Suikasta kurban gitmiştir.
Osman, Ömer’in Osman’ı tercih edecek şekilde tamamı Kureyş erkeklerinden oluşturduğu bir Şura(Komisyon) tarafından seçilmiştir.
İktidarında devlet kadrolarını büyük ölçüde kendi kabilesi olan Ümeyyeoğullarına (Emeviler) tahsis etmiştir.
Vefatından sonra, İslam’da en önemli kırılma noktalarından birini teşkil edecek olan Ali-Muaviye çatışmasına sebep olacak şekilde yeğeni olan Muaviye’nin devlet idaresinde yükselmesinin önünü açmış ve kendisini, başkent Medine’den sonra en önemli yönetim merkezi durumundaki Şam’a vali olarak atamıştır.
Merhum Yaşar Nuri Öztürk’ün söylediğine göre; öldüğünde arkasında, bugünkü değeri tonlarca altına denk gelecek nakit para, Rebeze çölünde binlerce deve ve binlerce köleden oluşan devasa bir servet bırakmıştır.
Evi basılarak öldürülmüş ve cesedi, Baki Mezarlığı yerine “Haşşu Kevkeb” denilen bir Yahudi Mezarlığına defnedilmiştir.
Oğlu Said, Emevilerin Horasan valisi ve Arap İslam ordularının komutanı olarak Türkistan’da Türklere karşı soykırım yapmıştır.
Ali’nin hilafeti ise bilindiği gibi kanlı olmuş, sonu gelmez bir iktidar mücadelesine girişmiştir.
Daha doğrusu hilafet konusunda Ali ile Muaviye arkası gelmez bir iktidar mücadelesine girişmiş, Cemel Vak’asında 13 bin, Sıffin’de 70 bin Müslüman birbirini kesmiştir.
Ki; içlerinde Peygamberin yakın arkadaşları da vardır.
Kendinden önceki halifelerden hiçbirisiyle yakın ilişki kurmamış ve onların zamanında sürekli “Muhammed’in siyasi mirasını başkaları ele geçirdi” diye yakınmıştır.
Peygamberin sağlığında sadece kızı Fatma ile evli kalırken, Fatma’nın vefatından sonra birçok kadınla evlenmiştir.

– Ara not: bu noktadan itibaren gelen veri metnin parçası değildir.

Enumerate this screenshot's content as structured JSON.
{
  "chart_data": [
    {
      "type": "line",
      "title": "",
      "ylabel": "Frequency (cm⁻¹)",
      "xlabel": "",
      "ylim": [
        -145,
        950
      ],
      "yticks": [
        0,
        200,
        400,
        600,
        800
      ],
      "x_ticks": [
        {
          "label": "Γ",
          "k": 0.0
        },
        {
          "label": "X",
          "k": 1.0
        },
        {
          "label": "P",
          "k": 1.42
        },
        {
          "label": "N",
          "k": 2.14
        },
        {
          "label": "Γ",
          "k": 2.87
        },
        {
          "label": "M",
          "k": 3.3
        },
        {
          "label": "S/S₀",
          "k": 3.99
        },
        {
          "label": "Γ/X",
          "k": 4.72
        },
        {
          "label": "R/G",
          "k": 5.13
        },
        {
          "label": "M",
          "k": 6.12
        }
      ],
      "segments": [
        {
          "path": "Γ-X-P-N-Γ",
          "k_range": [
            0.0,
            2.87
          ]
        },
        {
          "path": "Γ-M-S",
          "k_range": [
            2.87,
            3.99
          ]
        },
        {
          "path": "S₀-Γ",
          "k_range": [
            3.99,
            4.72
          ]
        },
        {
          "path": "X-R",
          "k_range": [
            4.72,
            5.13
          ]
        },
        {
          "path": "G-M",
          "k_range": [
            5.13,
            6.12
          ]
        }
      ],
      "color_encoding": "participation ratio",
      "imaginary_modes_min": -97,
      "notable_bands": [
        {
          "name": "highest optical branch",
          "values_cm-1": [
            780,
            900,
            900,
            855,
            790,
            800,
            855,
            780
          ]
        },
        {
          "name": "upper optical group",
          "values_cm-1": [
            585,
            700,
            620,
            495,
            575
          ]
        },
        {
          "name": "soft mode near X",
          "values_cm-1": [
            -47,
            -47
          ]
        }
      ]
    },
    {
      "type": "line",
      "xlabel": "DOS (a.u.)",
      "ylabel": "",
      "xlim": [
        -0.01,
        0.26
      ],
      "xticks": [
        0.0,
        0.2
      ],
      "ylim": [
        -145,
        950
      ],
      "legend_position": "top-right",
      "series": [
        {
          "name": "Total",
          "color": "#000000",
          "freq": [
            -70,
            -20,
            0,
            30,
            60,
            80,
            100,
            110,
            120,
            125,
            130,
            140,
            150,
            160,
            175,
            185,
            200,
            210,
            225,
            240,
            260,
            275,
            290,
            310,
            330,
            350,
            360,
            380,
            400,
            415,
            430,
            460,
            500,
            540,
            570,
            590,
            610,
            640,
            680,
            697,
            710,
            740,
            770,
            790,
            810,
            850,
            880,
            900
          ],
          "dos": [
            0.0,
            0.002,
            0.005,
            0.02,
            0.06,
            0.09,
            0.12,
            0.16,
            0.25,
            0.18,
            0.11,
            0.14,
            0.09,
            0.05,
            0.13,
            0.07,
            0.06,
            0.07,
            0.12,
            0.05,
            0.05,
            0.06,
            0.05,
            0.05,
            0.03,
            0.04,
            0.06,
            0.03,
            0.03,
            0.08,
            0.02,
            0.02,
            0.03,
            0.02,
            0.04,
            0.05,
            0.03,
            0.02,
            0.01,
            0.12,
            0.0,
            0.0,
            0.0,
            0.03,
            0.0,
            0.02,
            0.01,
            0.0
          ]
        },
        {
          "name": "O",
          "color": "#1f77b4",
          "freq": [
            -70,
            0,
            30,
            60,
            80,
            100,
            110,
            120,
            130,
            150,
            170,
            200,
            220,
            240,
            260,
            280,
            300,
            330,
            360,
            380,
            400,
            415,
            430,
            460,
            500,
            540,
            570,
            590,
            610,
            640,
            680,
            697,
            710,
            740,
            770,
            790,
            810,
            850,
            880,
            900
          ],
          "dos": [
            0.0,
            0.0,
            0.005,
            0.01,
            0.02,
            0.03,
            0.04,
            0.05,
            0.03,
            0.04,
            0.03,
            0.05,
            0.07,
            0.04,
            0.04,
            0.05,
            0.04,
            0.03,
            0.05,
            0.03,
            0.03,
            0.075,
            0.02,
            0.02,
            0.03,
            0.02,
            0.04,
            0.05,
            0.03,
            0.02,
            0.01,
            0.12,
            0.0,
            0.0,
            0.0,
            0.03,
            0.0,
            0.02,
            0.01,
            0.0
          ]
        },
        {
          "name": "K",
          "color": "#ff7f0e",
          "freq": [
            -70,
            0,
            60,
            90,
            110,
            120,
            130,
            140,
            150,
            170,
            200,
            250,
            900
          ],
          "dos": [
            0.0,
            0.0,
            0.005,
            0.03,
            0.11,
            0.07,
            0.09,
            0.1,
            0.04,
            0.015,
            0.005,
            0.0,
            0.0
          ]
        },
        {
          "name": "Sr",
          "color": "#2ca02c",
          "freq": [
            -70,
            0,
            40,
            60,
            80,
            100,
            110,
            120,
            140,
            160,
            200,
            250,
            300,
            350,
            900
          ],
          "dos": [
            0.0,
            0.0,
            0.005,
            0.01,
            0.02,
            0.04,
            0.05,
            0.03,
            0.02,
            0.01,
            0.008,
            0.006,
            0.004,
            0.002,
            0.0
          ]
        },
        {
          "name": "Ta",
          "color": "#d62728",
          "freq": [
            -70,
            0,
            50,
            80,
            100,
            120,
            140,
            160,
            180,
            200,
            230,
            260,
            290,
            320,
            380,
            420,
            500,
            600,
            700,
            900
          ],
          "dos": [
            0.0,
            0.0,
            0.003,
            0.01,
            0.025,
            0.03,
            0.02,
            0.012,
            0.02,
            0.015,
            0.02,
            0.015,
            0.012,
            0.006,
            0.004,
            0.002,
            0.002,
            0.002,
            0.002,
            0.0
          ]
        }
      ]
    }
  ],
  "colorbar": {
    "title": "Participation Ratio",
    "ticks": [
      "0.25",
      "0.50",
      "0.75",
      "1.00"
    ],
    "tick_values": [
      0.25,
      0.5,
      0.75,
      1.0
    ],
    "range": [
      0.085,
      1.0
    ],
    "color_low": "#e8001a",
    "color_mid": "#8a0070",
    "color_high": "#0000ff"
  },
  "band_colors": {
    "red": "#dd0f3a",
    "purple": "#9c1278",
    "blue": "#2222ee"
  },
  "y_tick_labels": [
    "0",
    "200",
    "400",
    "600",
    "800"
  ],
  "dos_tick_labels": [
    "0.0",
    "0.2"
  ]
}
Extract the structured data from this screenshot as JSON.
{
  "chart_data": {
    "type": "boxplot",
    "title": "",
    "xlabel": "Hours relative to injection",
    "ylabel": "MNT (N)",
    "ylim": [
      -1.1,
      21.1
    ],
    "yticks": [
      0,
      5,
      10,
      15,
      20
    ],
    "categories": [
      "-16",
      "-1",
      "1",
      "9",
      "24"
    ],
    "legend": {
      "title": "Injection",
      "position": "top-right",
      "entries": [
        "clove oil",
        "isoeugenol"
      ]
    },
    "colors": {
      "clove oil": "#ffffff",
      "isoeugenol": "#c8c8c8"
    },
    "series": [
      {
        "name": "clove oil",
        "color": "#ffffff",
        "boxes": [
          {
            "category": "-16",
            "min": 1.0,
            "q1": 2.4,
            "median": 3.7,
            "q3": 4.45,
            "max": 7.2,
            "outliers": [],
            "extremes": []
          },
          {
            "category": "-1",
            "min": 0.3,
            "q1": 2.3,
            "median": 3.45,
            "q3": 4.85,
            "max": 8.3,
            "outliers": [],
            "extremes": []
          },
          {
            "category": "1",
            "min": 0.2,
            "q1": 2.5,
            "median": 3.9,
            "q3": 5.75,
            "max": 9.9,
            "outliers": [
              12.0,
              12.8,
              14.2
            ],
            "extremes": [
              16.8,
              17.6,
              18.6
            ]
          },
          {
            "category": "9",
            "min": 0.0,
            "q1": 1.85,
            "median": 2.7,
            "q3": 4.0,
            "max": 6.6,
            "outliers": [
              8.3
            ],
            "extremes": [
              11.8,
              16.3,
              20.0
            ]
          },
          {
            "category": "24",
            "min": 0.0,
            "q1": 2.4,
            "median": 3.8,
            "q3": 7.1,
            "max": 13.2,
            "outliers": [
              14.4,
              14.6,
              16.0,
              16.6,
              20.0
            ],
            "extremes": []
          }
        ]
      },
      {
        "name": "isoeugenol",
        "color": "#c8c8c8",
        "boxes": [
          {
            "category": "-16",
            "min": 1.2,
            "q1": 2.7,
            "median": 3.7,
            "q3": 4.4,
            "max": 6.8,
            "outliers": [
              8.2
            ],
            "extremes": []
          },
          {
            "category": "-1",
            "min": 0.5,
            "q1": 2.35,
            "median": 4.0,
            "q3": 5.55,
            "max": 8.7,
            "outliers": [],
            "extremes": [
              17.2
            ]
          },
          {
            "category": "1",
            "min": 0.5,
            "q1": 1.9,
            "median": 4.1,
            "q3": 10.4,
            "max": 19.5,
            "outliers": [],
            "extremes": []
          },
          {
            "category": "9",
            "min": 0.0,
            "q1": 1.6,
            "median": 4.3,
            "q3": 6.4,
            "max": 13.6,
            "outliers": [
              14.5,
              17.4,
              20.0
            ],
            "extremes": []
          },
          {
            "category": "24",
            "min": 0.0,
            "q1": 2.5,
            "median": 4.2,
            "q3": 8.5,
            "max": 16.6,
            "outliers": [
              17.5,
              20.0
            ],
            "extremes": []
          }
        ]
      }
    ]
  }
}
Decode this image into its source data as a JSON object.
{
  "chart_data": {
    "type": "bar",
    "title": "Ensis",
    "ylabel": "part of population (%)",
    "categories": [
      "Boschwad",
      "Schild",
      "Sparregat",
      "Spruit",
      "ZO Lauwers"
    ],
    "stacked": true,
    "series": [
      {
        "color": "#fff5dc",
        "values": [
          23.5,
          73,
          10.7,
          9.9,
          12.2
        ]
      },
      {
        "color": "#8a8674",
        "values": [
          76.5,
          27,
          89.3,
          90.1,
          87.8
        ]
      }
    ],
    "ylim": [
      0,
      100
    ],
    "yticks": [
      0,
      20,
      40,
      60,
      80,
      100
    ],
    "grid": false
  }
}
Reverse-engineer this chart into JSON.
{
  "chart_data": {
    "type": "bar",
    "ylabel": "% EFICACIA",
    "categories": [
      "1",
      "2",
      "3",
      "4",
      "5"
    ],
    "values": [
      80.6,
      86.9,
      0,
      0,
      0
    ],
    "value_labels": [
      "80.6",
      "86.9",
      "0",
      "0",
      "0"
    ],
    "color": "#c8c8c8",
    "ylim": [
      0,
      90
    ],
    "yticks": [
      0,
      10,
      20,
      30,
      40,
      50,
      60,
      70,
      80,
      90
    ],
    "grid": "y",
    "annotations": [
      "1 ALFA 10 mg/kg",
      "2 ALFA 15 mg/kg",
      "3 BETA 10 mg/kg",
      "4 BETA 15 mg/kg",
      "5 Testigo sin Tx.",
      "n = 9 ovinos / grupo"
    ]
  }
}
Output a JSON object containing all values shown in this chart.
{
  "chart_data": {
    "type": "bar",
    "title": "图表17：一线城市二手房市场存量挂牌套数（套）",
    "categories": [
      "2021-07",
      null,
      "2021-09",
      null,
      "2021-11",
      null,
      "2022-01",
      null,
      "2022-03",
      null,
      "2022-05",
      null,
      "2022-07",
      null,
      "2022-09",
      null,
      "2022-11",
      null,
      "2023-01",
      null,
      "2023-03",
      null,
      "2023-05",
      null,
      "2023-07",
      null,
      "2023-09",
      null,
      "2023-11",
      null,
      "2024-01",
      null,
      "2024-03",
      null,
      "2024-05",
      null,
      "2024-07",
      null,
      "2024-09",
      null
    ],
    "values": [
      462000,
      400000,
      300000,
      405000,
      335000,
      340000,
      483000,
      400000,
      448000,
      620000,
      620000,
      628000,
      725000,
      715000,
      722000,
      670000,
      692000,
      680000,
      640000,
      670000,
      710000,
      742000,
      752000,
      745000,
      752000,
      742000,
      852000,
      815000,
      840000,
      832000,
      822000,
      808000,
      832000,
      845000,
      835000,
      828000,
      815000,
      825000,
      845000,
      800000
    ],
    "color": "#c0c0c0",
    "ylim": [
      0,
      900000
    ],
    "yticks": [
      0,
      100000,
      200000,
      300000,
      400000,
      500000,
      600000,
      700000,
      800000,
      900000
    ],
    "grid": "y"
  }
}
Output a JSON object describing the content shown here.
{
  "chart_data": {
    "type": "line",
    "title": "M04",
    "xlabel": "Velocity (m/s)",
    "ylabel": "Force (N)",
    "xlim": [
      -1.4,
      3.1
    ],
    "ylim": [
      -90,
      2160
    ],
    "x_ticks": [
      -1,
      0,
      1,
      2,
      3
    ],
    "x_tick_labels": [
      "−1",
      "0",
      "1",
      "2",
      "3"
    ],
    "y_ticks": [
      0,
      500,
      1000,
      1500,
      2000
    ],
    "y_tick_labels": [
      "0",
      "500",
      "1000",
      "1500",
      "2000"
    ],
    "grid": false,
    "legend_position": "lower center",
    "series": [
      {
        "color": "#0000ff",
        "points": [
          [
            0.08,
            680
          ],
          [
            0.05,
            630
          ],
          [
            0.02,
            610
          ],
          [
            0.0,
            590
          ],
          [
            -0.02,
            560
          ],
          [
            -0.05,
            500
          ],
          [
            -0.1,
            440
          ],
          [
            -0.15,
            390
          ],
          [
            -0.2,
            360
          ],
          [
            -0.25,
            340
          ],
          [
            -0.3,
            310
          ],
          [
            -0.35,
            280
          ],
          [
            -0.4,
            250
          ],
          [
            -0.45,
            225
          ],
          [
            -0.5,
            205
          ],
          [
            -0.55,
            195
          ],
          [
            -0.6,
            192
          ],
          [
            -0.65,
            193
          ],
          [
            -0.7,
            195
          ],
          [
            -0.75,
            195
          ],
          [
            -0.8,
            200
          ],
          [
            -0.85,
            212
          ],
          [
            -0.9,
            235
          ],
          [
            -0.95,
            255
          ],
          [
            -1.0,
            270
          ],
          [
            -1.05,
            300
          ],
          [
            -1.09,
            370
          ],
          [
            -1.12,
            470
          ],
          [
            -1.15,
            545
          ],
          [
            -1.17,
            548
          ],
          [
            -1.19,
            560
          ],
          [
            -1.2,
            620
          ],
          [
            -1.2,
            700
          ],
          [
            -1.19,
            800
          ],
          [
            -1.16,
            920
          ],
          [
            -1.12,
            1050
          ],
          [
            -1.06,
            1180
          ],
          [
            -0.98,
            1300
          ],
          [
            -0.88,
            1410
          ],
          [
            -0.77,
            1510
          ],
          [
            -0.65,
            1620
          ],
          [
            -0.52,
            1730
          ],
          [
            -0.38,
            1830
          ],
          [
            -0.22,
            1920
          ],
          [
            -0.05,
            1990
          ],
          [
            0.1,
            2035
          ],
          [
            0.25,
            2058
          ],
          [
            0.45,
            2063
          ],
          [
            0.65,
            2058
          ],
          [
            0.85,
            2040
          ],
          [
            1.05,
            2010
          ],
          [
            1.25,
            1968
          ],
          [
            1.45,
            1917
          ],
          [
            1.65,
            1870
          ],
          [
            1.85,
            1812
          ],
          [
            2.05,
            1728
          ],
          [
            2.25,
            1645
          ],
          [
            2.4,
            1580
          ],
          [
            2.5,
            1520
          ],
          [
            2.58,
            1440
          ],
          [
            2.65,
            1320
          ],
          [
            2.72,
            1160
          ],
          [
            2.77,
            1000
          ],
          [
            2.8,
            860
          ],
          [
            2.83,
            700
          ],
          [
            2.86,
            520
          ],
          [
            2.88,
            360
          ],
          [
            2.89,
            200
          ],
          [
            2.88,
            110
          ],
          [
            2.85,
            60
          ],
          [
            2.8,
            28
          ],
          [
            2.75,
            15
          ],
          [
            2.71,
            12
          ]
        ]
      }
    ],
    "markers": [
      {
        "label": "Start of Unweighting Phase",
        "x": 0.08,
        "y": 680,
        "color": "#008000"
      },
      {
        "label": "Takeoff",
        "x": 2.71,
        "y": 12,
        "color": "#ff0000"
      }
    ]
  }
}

Suikasta kurban gitmiştir.
Hasan, hilafetten feragat ederek, bir rivayete göre Medine’de 250-300 kadınla evlenip boşanmış, evlendiği kadınlardan birisi tarafından zehirlenerek öldürülmüştür.
Kendisine “Çok boşayan” anlamında “MITLAK” denilmiştir.
Hüseyin ise 70 küsur kişilik maiyetiyle birlikte Kerbela’da katledilmiştir.
Yani bu insanların, camilerde şeklen de olsa Tanrı ile eşitlenmesi, İslam’ın Tanrı anlayışına aykırıdır.
Daha doğrusu böyle bir din anlayışı, Kur’an’ın vazettiği İslam değil, uydurulmuş İslam’dır.
Dolayısıyla; Kur’an İslamına dönüş camilerden başlamak zorundadır.
Elbette sadece bu da değil; Peygamberin dönemindeki cami anlayışı ile günümüzün cami anlayışı 180 derece farklıdır.
Peygamberin camisi, sadece ibadet etmek için kullanılmazdı.
Bütün devlet ve toplum işleri orada görüşülür, konuşulurdu.
Cemaat minberdeki Peygambere ve halifelere sorular sorar, cevap alır, hatta halifeler açıkça tenkit bile edilirlerdi!
Bunları geçtik; Peygamber döneminde camilerde eğlence etkinlikleri bile tertip edilirdi.
Ya şimdi?
Camilerde dünya kelamı konuşmak yasaktır!
İmamlar ve vaizler tek tabanca konuşurlar.
Sorgulanmazlar, itiraz edilmezler, eleştirilmezler.
Hele bir eleştirmeye kalkışın bakalım, görün başınıza neler gelecek?